The study develops a high‑throughput, low‑cost synthesis of size‑controlled single‑layer MoS₂ nanosheets for NIR‑triggered drug delivery in cancer therapy. MoS₂ nanosheets were exfoliated via an improved oleum treatment, functionalized with chitosan, loaded with doxorubicin, and engineered to release the drug upon 808 nm NIR laser irradiation for combined chemotherapy and photothermal therapy. In vitro and in vivo experiments demonstrated superior tumor ablation with the combined treatment, and the nanosheets also served as X‑ray CT contrast agents, highlighting their theranostic potential.

Abstract

We report here a simple, high-yield yet low-cost approach to design single-layer MoS2 nanosheets with controllable size via an improved oleum treatment exfoliation process.

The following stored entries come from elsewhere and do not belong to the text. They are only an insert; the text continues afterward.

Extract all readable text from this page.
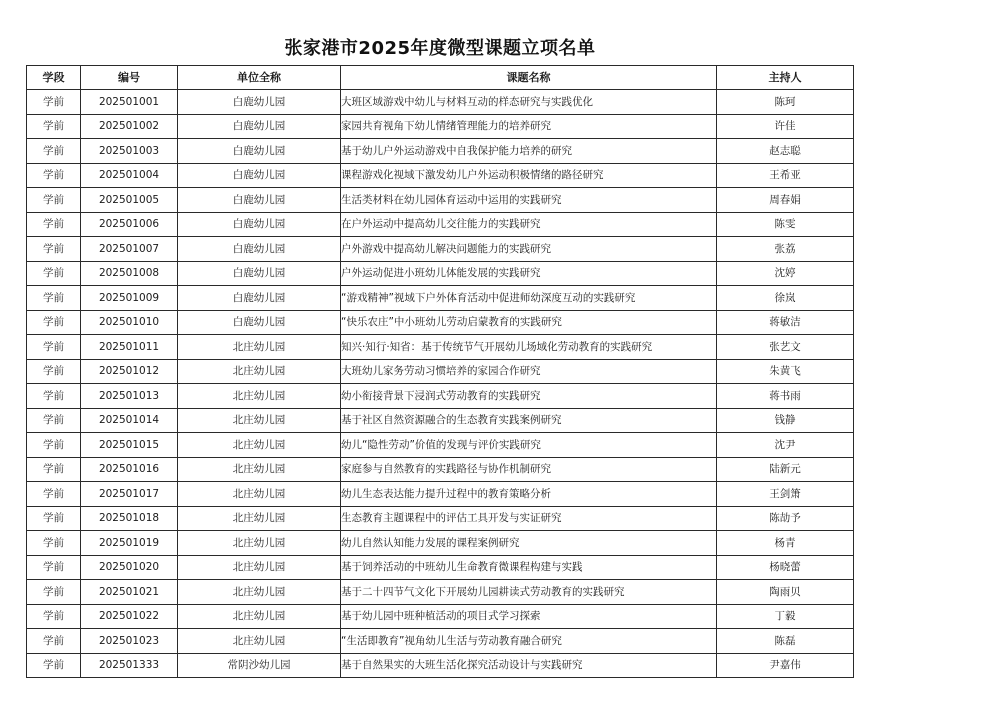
张家港市2025年度微型课题立项名单
学段	编号	单位全称	课题名称	主持人
学前	202501001	白鹿幼儿园	大班区域游戏中幼儿与材料互动的样态研究与实践优化	陈珂
学前	202501002	白鹿幼儿园	家园共育视角下幼儿情绪管理能力的培养研究	许佳
学前	202501003	白鹿幼儿园	基于幼儿户外运动游戏中自我保护能力培养的研究	赵志聪
学前	202501004	白鹿幼儿园	课程游戏化视域下激发幼儿户外运动积极情绪的路径研究	王希亚
学前	202501005	白鹿幼儿园	生活类材料在幼儿园体育运动中运用的实践研究	周春娟
学前	202501006	白鹿幼儿园	在户外运动中提高幼儿交往能力的实践研究	陈雯
学前	202501007	白鹿幼儿园	户外游戏中提高幼儿解决问题能力的实践研究	张荔
学前	202501008	白鹿幼儿园	户外运动促进小班幼儿体能发展的实践研究	沈婷
学前	202501009	白鹿幼儿园	“游戏精神”视域下户外体育活动中促进师幼深度互动的实践研究	徐岚
学前	202501010	白鹿幼儿园	“快乐农庄”中小班幼儿劳动启蒙教育的实践研究	蒋敏洁
学前	202501011	北庄幼儿园	知兴·知行·知省：基于传统节气开展幼儿场域化劳动教育的实践研究	张艺文
学前	202501012	北庄幼儿园	大班幼儿家务劳动习惯培养的家园合作研究	朱黄飞
学前	202501013	北庄幼儿园	幼小衔接背景下浸润式劳动教育的实践研究	蒋书雨
学前	202501014	北庄幼儿园	基于社区自然资源融合的生态教育实践案例研究	钱静
学前	202501015	北庄幼儿园	幼儿“隐性劳动”价值的发现与评价实践研究	沈尹
学前	202501016	北庄幼儿园	家庭参与自然教育的实践路径与协作机制研究	陆新元
学前	202501017	北庄幼儿园	幼儿生态表达能力提升过程中的教育策略分析	王剑箫
学前	202501018	北庄幼儿园	生态教育主题课程中的评估工具开发与实证研究	陈劼予
学前	202501019	北庄幼儿园	幼儿自然认知能力发展的课程案例研究	杨青
学前	202501020	北庄幼儿园	基于饲养活动的中班幼儿生命教育微课程构建与实践	杨晓蕾
学前	202501021	北庄幼儿园	基于二十四节气文化下开展幼儿园耕读式劳动教育的实践研究	陶雨贝
学前	202501022	北庄幼儿园	基于幼儿园中班种植活动的项目式学习探索	丁毅
学前	202501023	北庄幼儿园	“生活即教育”视角幼儿生活与劳动教育融合研究	陈磊
学前	202501333	常阴沙幼儿园	基于自然果实的大班生活化探究活动设计与实践研究	尹嘉伟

By decorating MoS2 nanosheets with chitosan, these functionalized MoS2 nanosheets have been developed as a chemotherapeutic drug nanocarrier for near-infrared (NIR) photothermal-triggered drug delivery, facilitating the combination of chemotherapy and photothermal therapy into one system for cancer therapy. Loaded doxorubicin could be controllably released upon the photothermal effect induced by 808 nm NIR laser irradiation. In vitro and in vivo tumor ablation studies demonstrate a better synergistic therapeutic effect of the combined treatment, compared with either chemotherapy or photothermal therapy alone. Finally, MoS2 nanosheets can also be used as a promising contrast agent in X-ray computed tomography imaging due to the obvious X-ray absorption ability of Mo. As a result, the high-throughput oleum treatment exfoliation process could be extended for fabricating other 2D nanomaterials, and the NIR-triggered drug release strategy was encouraging for simultaneous imaging-guided cancer theranostic application.